レグルスは謀略で人を動かしているのではない。かつての彼とは違う。ジョーディーはそう思った。そうであることを期待した。かつてとは異なる結果を見られるとすれば、レグルスは違っていなければならないのだ。
◆◆◆
王都郊外に広がる広大な農地。そこで多くの農民たちが動き回っている。普段の農作業とは違う。彼らは農作物を育てることと、真逆なことを行おうとしているのだ。
「……本当にやるのか?」
いざ、その時が来ても躊躇いを覚える。これからの行動は、彼らにとって自らの命を削るも同じなのだ。
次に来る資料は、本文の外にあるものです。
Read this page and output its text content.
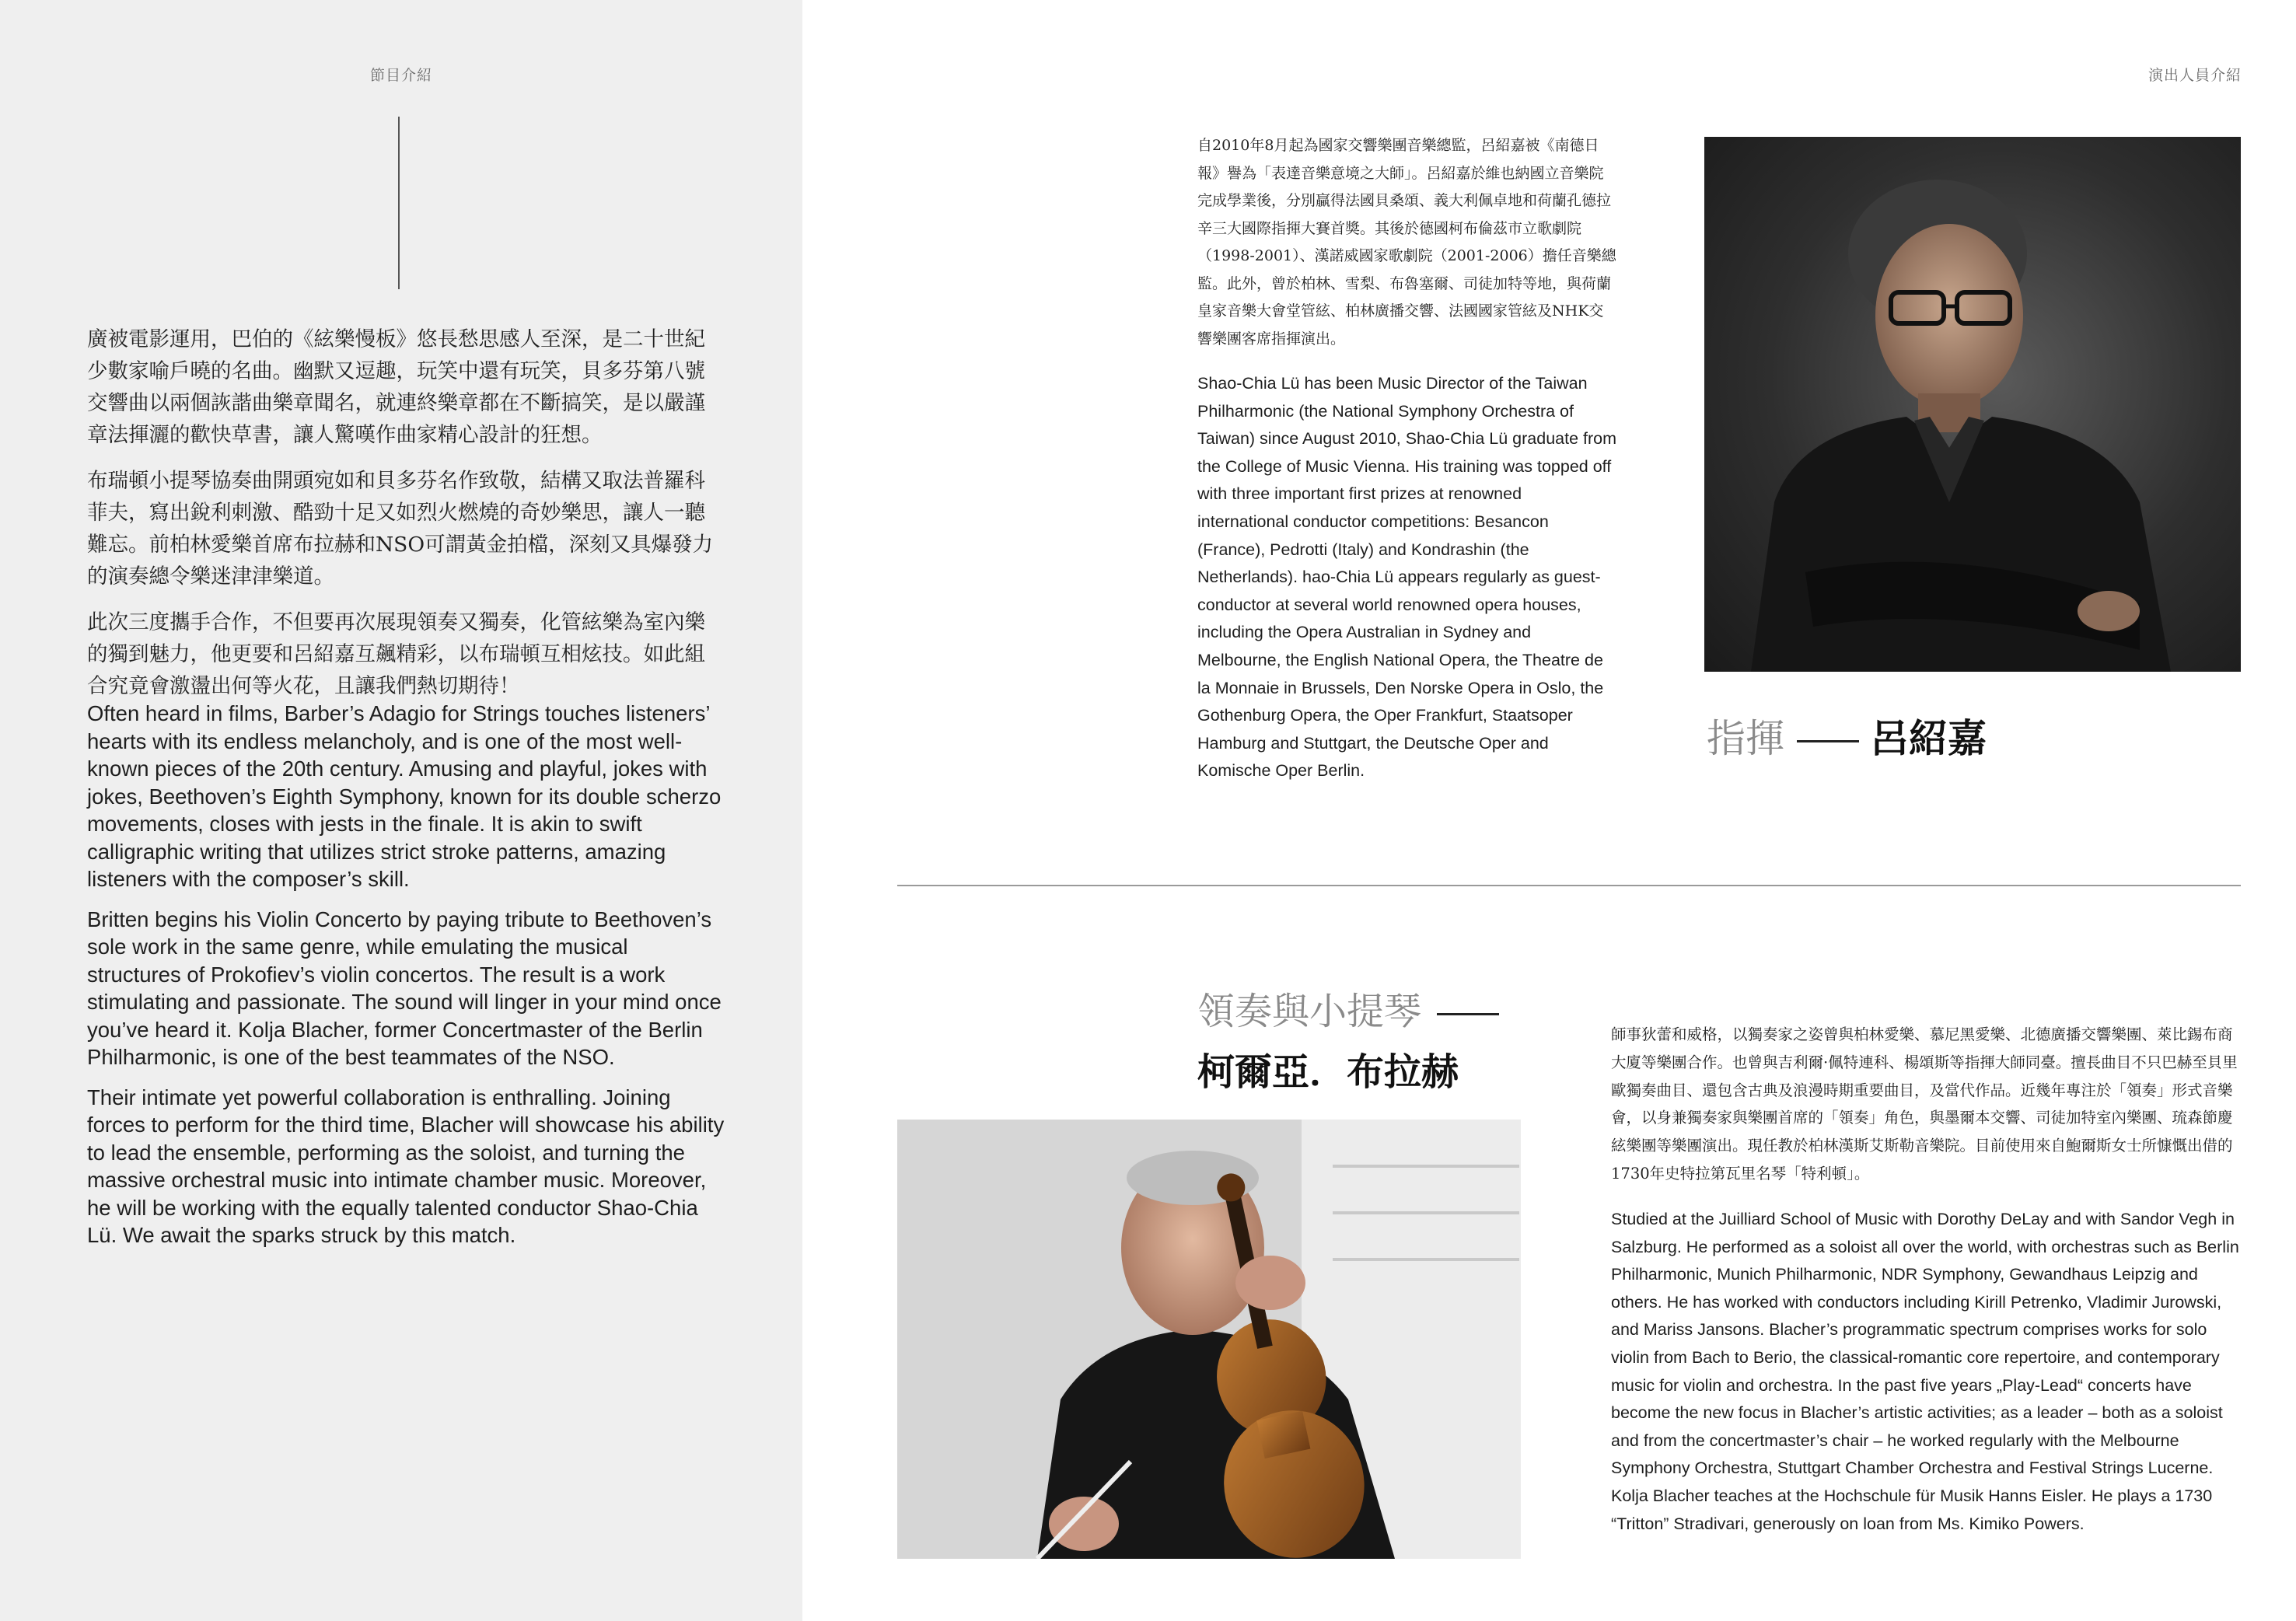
節目介紹

廣被電影運用，巴伯的《絃樂慢板》悠長愁思感人至深，是二十世紀少數家喻戶曉的名曲。幽默又逗趣，玩笑中還有玩笑，貝多芬第八號交響曲以兩個詼諧曲樂章聞名，就連終樂章都在不斷搞笑，是以嚴謹章法揮灑的歡快草書，讓人驚嘆作曲家精心設計的狂想。

布瑞頓小提琴協奏曲開頭宛如和貝多芬名作致敬，結構又取法普羅科菲夫，寫出銳利刺激、酷勁十足又如烈火燃燒的奇妙樂思，讓人一聽難忘。前柏林愛樂首席布拉赫和NSO可謂黃金拍檔，深刻又具爆發力的演奏總令樂迷津津樂道。

此次三度攜手合作，不但要再次展現領奏又獨奏，化管絃樂為室內樂的獨到魅力，他更要和呂紹嘉互飆精彩，以布瑞頓互相炫技。如此組合究竟會激盪出何等火花，且讓我們熱切期待！

Often heard in films, Barber’s Adagio for Strings touches listeners’ hearts with its endless melancholy, and is one of the most well-known pieces of the 20th century. Amusing and playful, jokes with jokes, Beethoven’s Eighth Symphony, known for its double scherzo movements, closes with jests in the finale. It is akin to swift calligraphic writing that utilizes strict stroke patterns, amazing listeners with the composer’s skill.

Britten begins his Violin Concerto by paying tribute to Beethoven’s sole work in the same genre, while emulating the musical structures of Prokofiev’s violin concertos. The result is a work stimulating and passionate. The sound will linger in your mind once you’ve heard it. Kolja Blacher, former Concertmaster of the Berlin Philharmonic, is one of the best teammates of the NSO.

Their intimate yet powerful collaboration is enthralling. Joining forces to perform for the third time, Blacher will showcase his ability to lead the ensemble, performing as the soloist, and turning the massive orchestral music into intimate chamber music. Moreover, he will be working with the equally talented conductor Shao-Chia Lü. We await the sparks struck by this match.

演出人員介紹
自2010年8月起為國家交響樂團音樂總監，呂紹嘉被《南德日報》譽為「表達音樂意境之大師」。呂紹嘉於維也納國立音樂院完成學業後，分別贏得法國貝桑頌、義大利佩卓地和荷蘭孔德拉辛三大國際指揮大賽首獎。其後於德國柯布倫茲市立歌劇院（1998-2001）、漢諾威國家歌劇院（2001-2006）擔任音樂總監。此外，曾於柏林、雪梨、布魯塞爾、司徒加特等地，與荷蘭皇家音樂大會堂管絃、柏林廣播交響、法國國家管絃及NHK交響樂團客席指揮演出。
Shao-Chia Lü has been Music Director of the Taiwan Philharmonic (the National Symphony Orchestra of Taiwan) since August 2010, Shao-Chia Lü graduate from the College of Music Vienna. His training was topped off with three important first prizes at renowned international conductor competitions: Besancon (France), Pedrotti (Italy) and Kondrashin (the Netherlands). hao-Chia Lü appears regularly as guest-conductor at several world renowned opera houses, including the Opera Australian in Sydney and Melbourne, the English National Opera, the Theatre de la Monnaie in Brussels, Den Norske Opera in Oslo, the Gothenburg Opera, the Oper Frankfurt, Staatsoper Hamburg and Stuttgart, the Deutsche Oper and Komische Oper Berlin.
指揮 呂紹嘉
領奏與小提琴
柯爾亞．布拉赫
師事狄蕾和威格，以獨奏家之姿曾與柏林愛樂、慕尼黑愛樂、北德廣播交響樂團、萊比錫布商大廈等樂團合作。也曾與吉利爾·佩特連科、楊頌斯等指揮大師同臺。擅長曲目不只巴赫至貝里歐獨奏曲目、還包含古典及浪漫時期重要曲目，及當代作品。近幾年專注於「領奏」形式音樂會，以身兼獨奏家與樂團首席的「領奏」角色，與墨爾本交響、司徒加特室內樂團、琉森節慶絃樂團等樂團演出。現任教於柏林漢斯艾斯勒音樂院。目前使用來自鮑爾斯女士所慷慨出借的1730年史特拉第瓦里名琴「特利頓」。
Studied at the Juilliard School of Music with Dorothy DeLay and with Sandor Vegh in Salzburg. He performed as a soloist all over the world, with orchestras such as Berlin Philharmonic, Munich Philharmonic, NDR Symphony, Gewandhaus Leipzig and others. He has worked with conductors including Kirill Petrenko, Vladimir Jurowski, and Mariss Jansons. Blacher’s programmatic spectrum comprises works for solo violin from Bach to Berio, the classical-romantic core repertoire, and contemporary music for violin and orchestra. In the past five years „Play-Lead“ concerts have become the new focus in Blacher’s artistic activities; as a leader – both as a soloist and from the concertmaster’s chair – he worked regularly with the Melbourne Symphony Orchestra, Stuttgart Chamber Orchestra and Festival Strings Lucerne. Kolja Blacher teaches at the Hochschule für Musik Hanns Eisler. He plays a 1730 “Tritton” Stradivari, generously on loan from Ms. Kimiko Powers.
「やる。この土地はアオと共に汗水流して開拓した土地だ。アオが守ってくれた土地だ。ここで作った物がアオとの戦いに使われることなど、俺は絶対に許せない」
農民たちをここまで引っ張ってきたのは、リキのこの想い。自分たちの、郊外の農民たちの暮らしを良くしてくれたのはアオ。恩を仇で返すわけにはいかないと、人々を説得した。
それでも躊躇う人はいる。そういう人には、この件への関りを最低限にして罪が及ばないようにすることと、生活の保障を約束した。
「そうだな。アオがいなければ、今はない。やろう」
覚悟を決めて、合図の旗を振る。農民たちはすぐにそれに従った。農地のあちこちから火の手があがった。やがて炎は収穫後、収穫前の農作物も全て焼き尽くすことになる。王都の食を支えてきた郊外の農作物は全て灰になるのだ。
「あとは俺が見ていてやる。お前らはさっさと逃げろ」
「サム?」
そういう段取りではない。誰かが責任を取らなければならない。それは首謀者である自分だとリキは考えていた。
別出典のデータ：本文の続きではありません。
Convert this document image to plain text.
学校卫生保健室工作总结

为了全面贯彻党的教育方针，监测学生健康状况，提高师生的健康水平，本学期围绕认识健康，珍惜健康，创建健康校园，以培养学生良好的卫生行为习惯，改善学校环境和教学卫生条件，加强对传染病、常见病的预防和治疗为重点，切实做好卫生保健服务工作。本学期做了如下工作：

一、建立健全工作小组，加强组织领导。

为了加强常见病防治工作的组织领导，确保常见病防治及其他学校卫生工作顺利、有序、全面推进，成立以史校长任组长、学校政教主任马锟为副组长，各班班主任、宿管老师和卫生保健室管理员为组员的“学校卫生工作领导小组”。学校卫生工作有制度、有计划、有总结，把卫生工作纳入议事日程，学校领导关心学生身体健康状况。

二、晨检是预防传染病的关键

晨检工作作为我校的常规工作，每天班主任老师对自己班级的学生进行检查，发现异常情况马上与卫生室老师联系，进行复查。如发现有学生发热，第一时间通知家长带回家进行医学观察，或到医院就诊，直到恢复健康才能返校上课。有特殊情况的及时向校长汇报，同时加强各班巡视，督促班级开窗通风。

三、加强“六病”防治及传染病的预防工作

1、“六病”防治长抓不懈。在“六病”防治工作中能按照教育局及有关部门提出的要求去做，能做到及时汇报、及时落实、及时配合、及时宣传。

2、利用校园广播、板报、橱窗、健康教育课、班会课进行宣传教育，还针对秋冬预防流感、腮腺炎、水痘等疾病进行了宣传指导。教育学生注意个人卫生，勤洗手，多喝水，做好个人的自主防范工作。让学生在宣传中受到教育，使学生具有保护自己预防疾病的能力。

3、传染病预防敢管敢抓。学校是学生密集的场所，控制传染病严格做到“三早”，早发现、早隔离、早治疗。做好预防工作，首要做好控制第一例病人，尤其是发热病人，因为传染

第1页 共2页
「前回の事件以来、ずっと虐められ、恨みを抱いていた俺が火をつけた。そういうシナリオだ」
「何を言っている?」
「そういうことにしてくれ。俺に生き続けてきた意味を与えてくれ」
アオに救われた。裏切った自分をアオは助けてくれた。何もかも失った自分に、アオとリキは居場所を与えてくれた。感謝してもしきれない恩。少しでも返せるとしたら、今しかないとサムは考えていた。
「捕まったら今度こそ殺される」
「とっくに失くしていたはずの命だ」
「……出来ない」
仲間を犠牲にして助かろうとする、なんて真似がリキには出来ない。
「リキ、頼む。俺にも少しくらい恰好つけさせてくれ。このままじゃあ、俺、自分が情けなくて情けなくて」
「そんな風に思う必要はない」
「思うんだよ! 俺は駄目な人間だ! どうしようもない裏切者だ! この想いが消えない! 優しくされれば優しくされるほど大きくなるんだ!」
「……サム」
そんな風に思っているとは知らなかった。少しずつ、確実に関係は修復していると思っていた。サムの内面の想いに気付けなかった。
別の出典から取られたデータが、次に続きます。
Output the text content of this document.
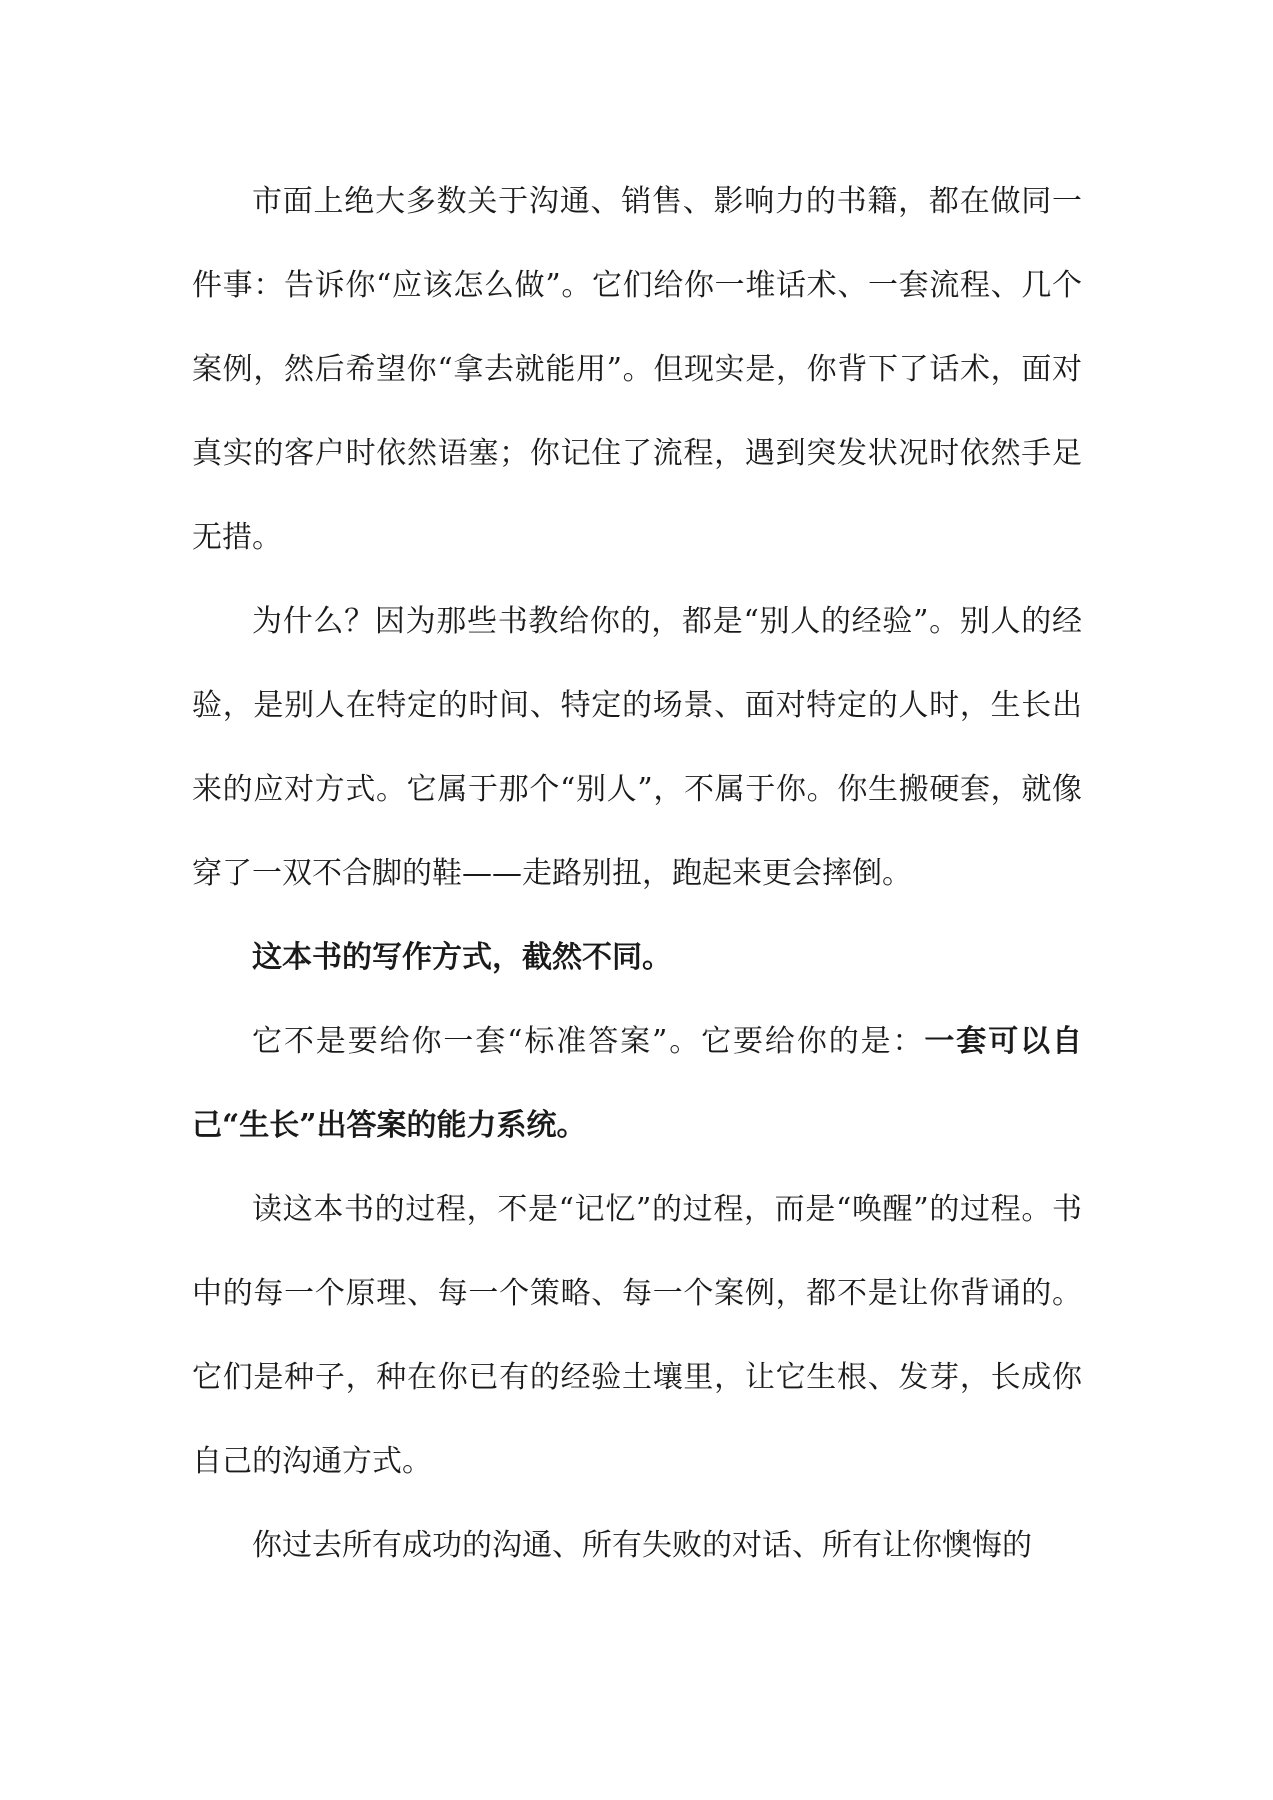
市面上绝大多数关于沟通、销售、影响力的书籍，都在做同一件事：告诉你“应该怎么做”。它们给你一堆话术、一套流程、几个案例，然后希望你“拿去就能用”。但现实是，你背下了话术，面对真实的客户时依然语塞；你记住了流程，遇到突发状况时依然手足无措。

为什么？因为那些书教给你的，都是“别人的经验”。别人的经验，是别人在特定的时间、特定的场景、面对特定的人时，生长出来的应对方式。它属于那个“别人”，不属于你。你生搬硬套，就像穿了一双不合脚的鞋——走路别扭，跑起来更会摔倒。

这本书的写作方式，截然不同。

它不是要给你一套“标准答案”。它要给你的是：一套可以自己“生长”出答案的能力系统。

读这本书的过程，不是“记忆”的过程，而是“唤醒”的过程。书中的每一个原理、每一个策略、每一个案例，都不是让你背诵的。它们是种子，种在你已有的经验土壤里，让它生根、发芽，长成你自己的沟通方式。

你过去所有成功的沟通、所有失败的对话、所有让你懊悔的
「頼む。あとは俺に任せてくれ。俺に、俺もアオの仲間だったと誇らせてくれ。頼む!」
両目から大粒の涙を流しながら頭を下げるサム。その想いは理解出来る。理解出来るが、心が受け入れられない。味方の犠牲を良しとすることがリキには出来ない。
「……じゃあ、後は任せた」
「おい?」
リキは受け入れられない。そうであれば代わりにサムの想いを認めてあげる必要がある。そういう仲間がリキには、サムにもいるのだ。
「粘れよ? すぐに処刑されないように粘っていれば、またアオが助けてくれるさ」
「……それ、恰好悪くないか?」
またアオに助けてもらえることを期待する。それでは恰好つけたことにならないとサムは思った。そう思って、泣き顔に笑みが浮かんだ。
「お前が恰好つけられるはずがないだろ? サムはサムだ」
「……そうだな。俺は俺だ」
「また会おう。会って、一緒に働こう」
「ああ、また」
別れ際は笑顔で。それくらいの恰好はつけられそうだ。アオが、レグルスが助けてくれる保証なんてない。そんなことはサムにも分かっている。自分の想いをリキに受け入れさせる為の方便だと。
「……サム……また会おう」
結果、リキも受け入れた。アオを信じる想いがそれを可能にした。
「ああ。また……本当の仲間として」
「お前はずっと本当の仲間だ」
「……ありがとう」
結局、サムは恰好をつけることは出来なかった。涙と鼻水でぐしゃぐしゃになった顔で、仲間たちと別れることになってしまった。相手も似たようなものだから恥じることなどないが。
こうしている間にも火は広範囲に燃え広がっていった。王都には一時、食糧不足の不安が広がることになる。王国軍の物資調達はさらに困難になった。